Man kann sich etwas merken, wenn es für einen Sinn ergibt, wenn es an etwas anknüpft, was man schon weiß. Ich kann mir einen deutschsprachigen Text merken, aber keinen auf Dänisch, weil ich kein Dänisch kann. Und wenn es einen emotionalen Gehalt hat, ist es noch einfacher, sich etwas zu merken. Wie leicht lernt sich die fremde Sprache der Geliebten! Kurz gesagt: Ich kann mir merken, was ich verstehe und was mich berührt.

Das ist in der Musik nicht anders. Wenn ich die Regeln nicht kenne (nicht mal intuitiv), verstehe ich die Musik nicht. Ich kann nicht berührt werden, genauso wenig wie ich ergriffen sein kann von einem dänischen Gedicht. Ich kann mir also auch nichts merken und weiß nicht, ob und wann etwas abgeschlossen ist. Alles daran ist im besten Fall rätselhaft, aber meist frustrierend und langweilig.

Die Bratschistin Kallie Sugatski kennt diese Probleme. Sie ist (wie der Autor dieser Zeilen) ein Fan von “Wild Purple”, einem kurzen Stück für Bratsche solo. Komponiert hat es 1998 die Amerikanerin Joan Tower und es ist die Art moderne Musik, wie sie viele ratlos zurücklässt, weil ihre Anker aus Harmonie, Rhythmus und Melodie nicht greifen. 
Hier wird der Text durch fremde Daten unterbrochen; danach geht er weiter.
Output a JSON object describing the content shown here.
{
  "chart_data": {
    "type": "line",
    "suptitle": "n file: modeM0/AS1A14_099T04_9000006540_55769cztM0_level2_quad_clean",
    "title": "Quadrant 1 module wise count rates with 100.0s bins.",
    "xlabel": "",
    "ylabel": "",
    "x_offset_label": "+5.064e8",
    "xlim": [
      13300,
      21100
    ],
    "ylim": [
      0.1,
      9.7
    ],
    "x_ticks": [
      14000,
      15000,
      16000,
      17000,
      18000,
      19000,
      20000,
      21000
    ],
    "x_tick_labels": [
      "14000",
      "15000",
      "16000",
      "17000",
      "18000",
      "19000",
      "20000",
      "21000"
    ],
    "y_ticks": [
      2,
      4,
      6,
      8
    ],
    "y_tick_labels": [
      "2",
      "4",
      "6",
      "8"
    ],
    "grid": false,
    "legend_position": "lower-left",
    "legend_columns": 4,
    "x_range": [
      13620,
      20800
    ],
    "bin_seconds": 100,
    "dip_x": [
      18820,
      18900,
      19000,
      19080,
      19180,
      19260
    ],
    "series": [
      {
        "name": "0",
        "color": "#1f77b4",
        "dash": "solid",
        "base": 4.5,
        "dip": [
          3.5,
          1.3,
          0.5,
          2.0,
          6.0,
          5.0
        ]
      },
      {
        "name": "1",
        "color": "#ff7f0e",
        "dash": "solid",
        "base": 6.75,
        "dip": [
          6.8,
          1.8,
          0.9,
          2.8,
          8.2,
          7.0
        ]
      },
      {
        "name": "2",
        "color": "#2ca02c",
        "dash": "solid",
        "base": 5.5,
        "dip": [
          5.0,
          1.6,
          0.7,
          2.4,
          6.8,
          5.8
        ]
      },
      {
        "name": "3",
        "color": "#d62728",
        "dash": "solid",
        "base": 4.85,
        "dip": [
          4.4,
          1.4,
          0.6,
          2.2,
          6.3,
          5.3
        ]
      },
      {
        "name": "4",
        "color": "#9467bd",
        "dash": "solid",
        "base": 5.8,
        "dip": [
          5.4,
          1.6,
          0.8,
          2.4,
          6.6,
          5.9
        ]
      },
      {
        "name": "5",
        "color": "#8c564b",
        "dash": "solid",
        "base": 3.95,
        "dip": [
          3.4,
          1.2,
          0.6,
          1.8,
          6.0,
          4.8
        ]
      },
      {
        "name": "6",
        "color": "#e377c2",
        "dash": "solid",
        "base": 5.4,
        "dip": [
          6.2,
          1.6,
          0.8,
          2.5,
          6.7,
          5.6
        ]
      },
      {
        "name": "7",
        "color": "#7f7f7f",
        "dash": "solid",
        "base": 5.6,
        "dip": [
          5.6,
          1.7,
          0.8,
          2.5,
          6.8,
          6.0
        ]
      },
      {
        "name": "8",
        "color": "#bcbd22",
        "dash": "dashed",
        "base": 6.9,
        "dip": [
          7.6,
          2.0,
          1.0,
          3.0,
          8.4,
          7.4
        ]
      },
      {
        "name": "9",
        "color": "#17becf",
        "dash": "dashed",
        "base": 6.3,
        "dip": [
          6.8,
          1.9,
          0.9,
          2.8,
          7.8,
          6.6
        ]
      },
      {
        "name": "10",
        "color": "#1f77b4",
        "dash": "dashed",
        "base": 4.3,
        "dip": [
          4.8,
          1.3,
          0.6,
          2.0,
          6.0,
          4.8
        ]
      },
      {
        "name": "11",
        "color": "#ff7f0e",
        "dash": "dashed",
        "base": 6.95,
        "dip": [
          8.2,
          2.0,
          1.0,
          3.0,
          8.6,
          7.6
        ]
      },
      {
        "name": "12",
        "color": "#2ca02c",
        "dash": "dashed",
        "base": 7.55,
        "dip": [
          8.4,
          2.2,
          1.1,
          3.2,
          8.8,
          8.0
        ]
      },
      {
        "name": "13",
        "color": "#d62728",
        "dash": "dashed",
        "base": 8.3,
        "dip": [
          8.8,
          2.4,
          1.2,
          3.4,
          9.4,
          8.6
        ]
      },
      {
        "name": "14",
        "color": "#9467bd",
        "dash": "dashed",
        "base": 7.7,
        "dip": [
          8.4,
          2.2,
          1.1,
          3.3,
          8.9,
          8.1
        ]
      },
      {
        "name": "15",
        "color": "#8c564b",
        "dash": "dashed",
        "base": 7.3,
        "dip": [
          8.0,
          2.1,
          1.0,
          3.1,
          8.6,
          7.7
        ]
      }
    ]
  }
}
Sugatski sagt, dass das Publikum, das in moderner Musik Melodien vermisst, nicht fündig wird, weil es nach der falschen Sache sucht – wie barocke Ornamente in einer Bauhaus-Villa. Es gibt aber natürlich trotzdem unglaublich viel zu entdecken in solcher Musik, aber wie stellt man es an? Sugatski schlägt vor, auf “musikalische Gesten” zu achten.

Man kennt das Phänomen, dass man unwillkürlich bestimmte Bewegungen zu Musik macht, und damit meine ich nicht nur das Mitstampfen bei Märschen, sondern zum Beispiel Bewegungen der Hände, des Oberkörpers, des Kopfes, der Stirn, der Augen. Aber auch umgekehrt hat man eine Vorstellung davon, wie eine menschliche Bewegung musikalisch umgesetzt werden könnte: Schluchzen, zögern, rucken, Anlauf nehmen, in sich zusammenfallen – all diese Gesten (und so viele mehr) sind Ausdrucksformen, die mit bestimmten menschlichen Bewegungen verbunden sind, die wir in Musik wiederfinden können. Wenn sich Musiker*innen oder Dirigent*innen unwillkürlich (oder auch kalkuliert) zur Musik bewegen wie Schauspieler*innen und sich in ihrem Gesicht tausend Ausdrücke zeigen, illustrieren sie damit einzelne musikalische Gesten – oder besser: sie verkörpern sie. 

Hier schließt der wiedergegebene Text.